We also know that $$ \mathcal R(T) = S := \left\{(y_n) \in \ell^2(\mathbb C) \mid \sum_n n^2 |y_n|^2 < \infty\right\}\,. $$
Hint: The dense subspace of finite sequences $\ell^{\mathrm{fin}}(\mathbb C)$ might be useful.
An attempt
We know that the range of $T$ is a subspace, as $T0_{\ell^2} = 0_{\ell^2} / n = 0_{\ell^2}$, and for $x, y \in \ell^2(\mathbb C)$ and $\alpha, \beta \in \mathbb C$, we have
\begin{align} \sum_n n^2 \left| T(\alpha x_n + \beta y_n)\right|^2 &= \sum_n n^2 \left| \frac \alpha n x_n + \frac\beta n y_n) \right|^2 \\ &= \sum_n \left| \alpha x_n + \beta y_n\right|^2 < \infty\,, \end{align} as $\ell^2(\mathbb C)$ is its own subspace.
As for density, let $y \in \ell^2(\mathbb C)$, so $$ \sum_k |y_k|^2 < \infty. $$ We know that for a converging series the tail approaches zero starting from some large enough $n$, which leads to $\ell^{\mathrm{fin}}(\mathbb C)$, the set of sequences whose tail is zero, being dense in $\ell^2(\mathbb C)$ and $\mathcal R(T)$. As density is transitive, $\mathcal R(T)$ is a subspace of $\ell^2(\mathbb C)$ and $\ell^{\mathrm{fin}}(\mathbb C)$, then $\mathcal R(T)$ has to be dense in $\ell^2(\mathbb C)$ as well.
Did I get the gist of this right, or am I missing something crucial?
For the fast answer you'll just need to recall some facts about the spectrum of a bounded linear operator on a Hilbert space:
the spectrum of a bounded linear operator on a Hilbert space is comprised of the point spectrum, the continuous spectrum and the residue spectrum.
For a normal operator, the residue spectrum is empty.
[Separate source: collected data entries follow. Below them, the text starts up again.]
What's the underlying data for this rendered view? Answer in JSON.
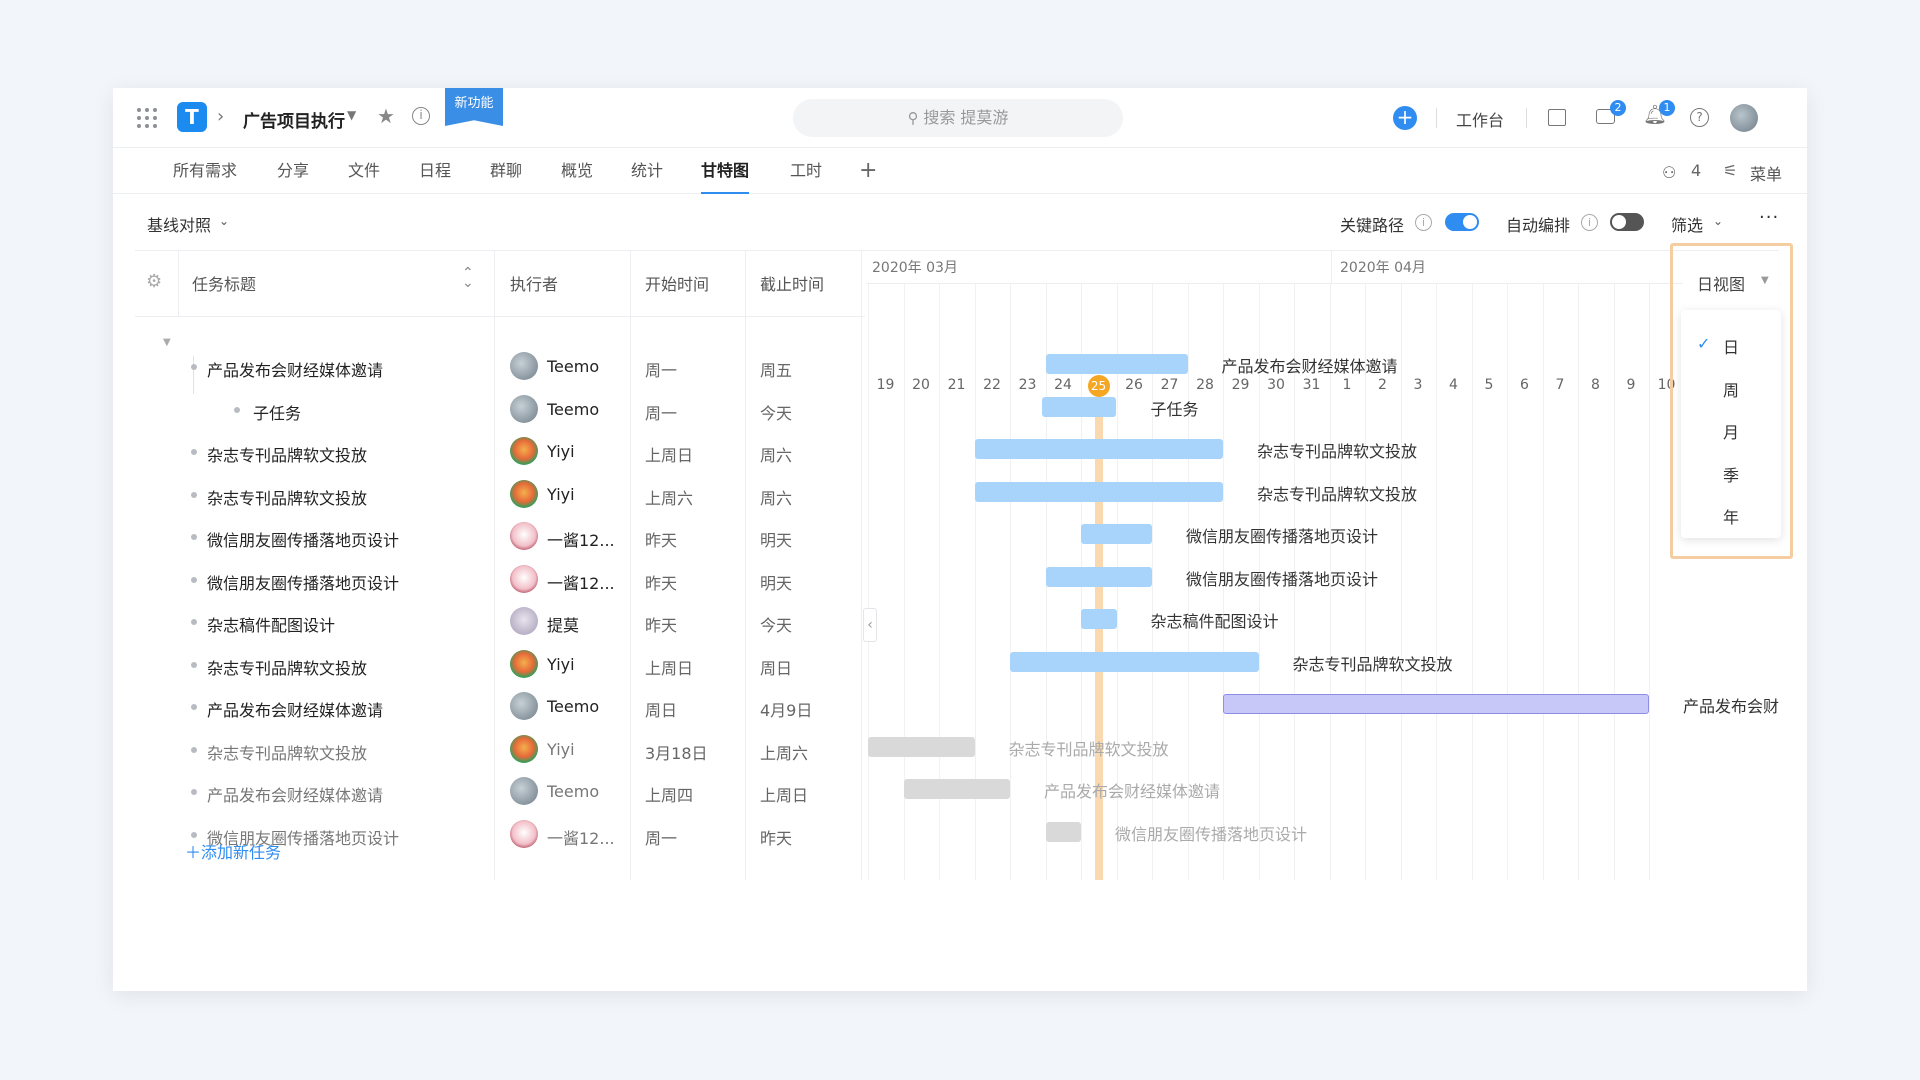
{
  "topbar": {
    "project_name": "广告项目执行",
    "new_feature_tag": "新功能",
    "search_placeholder": "搜索 提莫游",
    "workbench_label": "工作台",
    "messages_badge": "2",
    "notifications_badge": "1"
  },
  "tabs": [
    {
      "label": "所有需求"
    },
    {
      "label": "分享"
    },
    {
      "label": "文件"
    },
    {
      "label": "日程"
    },
    {
      "label": "群聊"
    },
    {
      "label": "概览"
    },
    {
      "label": "统计"
    },
    {
      "label": "甘特图",
      "active": true
    },
    {
      "label": "工时"
    }
  ],
  "tabbar_right": {
    "member_count": "4",
    "menu_label": "菜单"
  },
  "toolbar": {
    "baseline_label": "基线对照",
    "critical_path_label": "关键路径",
    "critical_path_on": true,
    "auto_schedule_label": "自动编排",
    "auto_schedule_on": false,
    "filter_label": "筛选"
  },
  "table": {
    "headers": {
      "title": "任务标题",
      "assignee": "执行者",
      "start": "开始时间",
      "end": "截止时间"
    },
    "rows": [
      {
        "title": "产品发布会财经媒体邀请",
        "assignee": "Teemo",
        "start": "周一",
        "end": "周五"
      },
      {
        "title": "子任务",
        "assignee": "Teemo",
        "start": "周一",
        "end": "今天"
      },
      {
        "title": "杂志专刊品牌软文投放",
        "assignee": "Yiyi",
        "start": "上周日",
        "end": "周六"
      },
      {
        "title": "杂志专刊品牌软文投放",
        "assignee": "Yiyi",
        "start": "上周六",
        "end": "周六"
      },
      {
        "title": "微信朋友圈传播落地页设计",
        "assignee": "一酱12...",
        "start": "昨天",
        "end": "明天"
      },
      {
        "title": "微信朋友圈传播落地页设计",
        "assignee": "一酱12...",
        "start": "昨天",
        "end": "明天"
      },
      {
        "title": "杂志稿件配图设计",
        "assignee": "提莫",
        "start": "昨天",
        "end": "今天"
      },
      {
        "title": "杂志专刊品牌软文投放",
        "assignee": "Yiyi",
        "start": "上周日",
        "end": "周日"
      },
      {
        "title": "产品发布会财经媒体邀请",
        "assignee": "Teemo",
        "start": "周日",
        "end": "4月9日"
      },
      {
        "title": "杂志专刊品牌软文投放",
        "assignee": "Yiyi",
        "start": "3月18日",
        "end": "上周六"
      },
      {
        "title": "产品发布会财经媒体邀请",
        "assignee": "Teemo",
        "start": "上周四",
        "end": "上周日"
      },
      {
        "title": "微信朋友圈传播落地页设计",
        "assignee": "一酱12...",
        "start": "周一",
        "end": "昨天"
      }
    ],
    "add_task_label": "添加新任务"
  },
  "gantt": {
    "month_labels": [
      "2020年 03月",
      "2020年 04月"
    ],
    "days": [
      "19",
      "20",
      "21",
      "22",
      "23",
      "24",
      "25",
      "26",
      "27",
      "28",
      "29",
      "30",
      "31",
      "1",
      "2",
      "3",
      "4",
      "5",
      "6",
      "7",
      "8",
      "9",
      "10"
    ],
    "today": "25",
    "bar_labels": [
      "产品发布会财经媒体邀请",
      "子任务",
      "杂志专刊品牌软文投放",
      "杂志专刊品牌软文投放",
      "微信朋友圈传播落地页设计",
      "微信朋友圈传播落地页设计",
      "杂志稿件配图设计",
      "杂志专刊品牌软文投放",
      "产品发布会财",
      "杂志专刊品牌软文投放",
      "产品发布会财经媒体邀请",
      "微信朋友圈传播落地页设计"
    ]
  },
  "view_dropdown": {
    "label": "日视图",
    "options": [
      "日",
      "周",
      "月",
      "季",
      "年"
    ],
    "selected": "日"
  },
  "colors": {
    "accent": "#2f8cf0",
    "bar_blue": "#a8d4fb",
    "bar_purple": "#c8c8f8",
    "bar_gray": "#d9d9d9",
    "today_line": "#fbd9b0",
    "today_badge": "#f5a623",
    "highlight_frame": "#f4cda1"
  }
}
The operator $T$ is even self adjoint.
Now, you know that $\sigma(T) = \{1/n \vert n \in \mathbb{N}\} \cup \{0\}$ and $\sigma_p(T) = \{1/n \vert n \in \mathbb{N}\}$. In other words, the continuous spectrum is $\{0\}$ and thus you know that $0I - T = T$ is a injective but not surjective and has dense image, which means that $R(T)$ is dense in $\ell^2(\mathbb{C})$.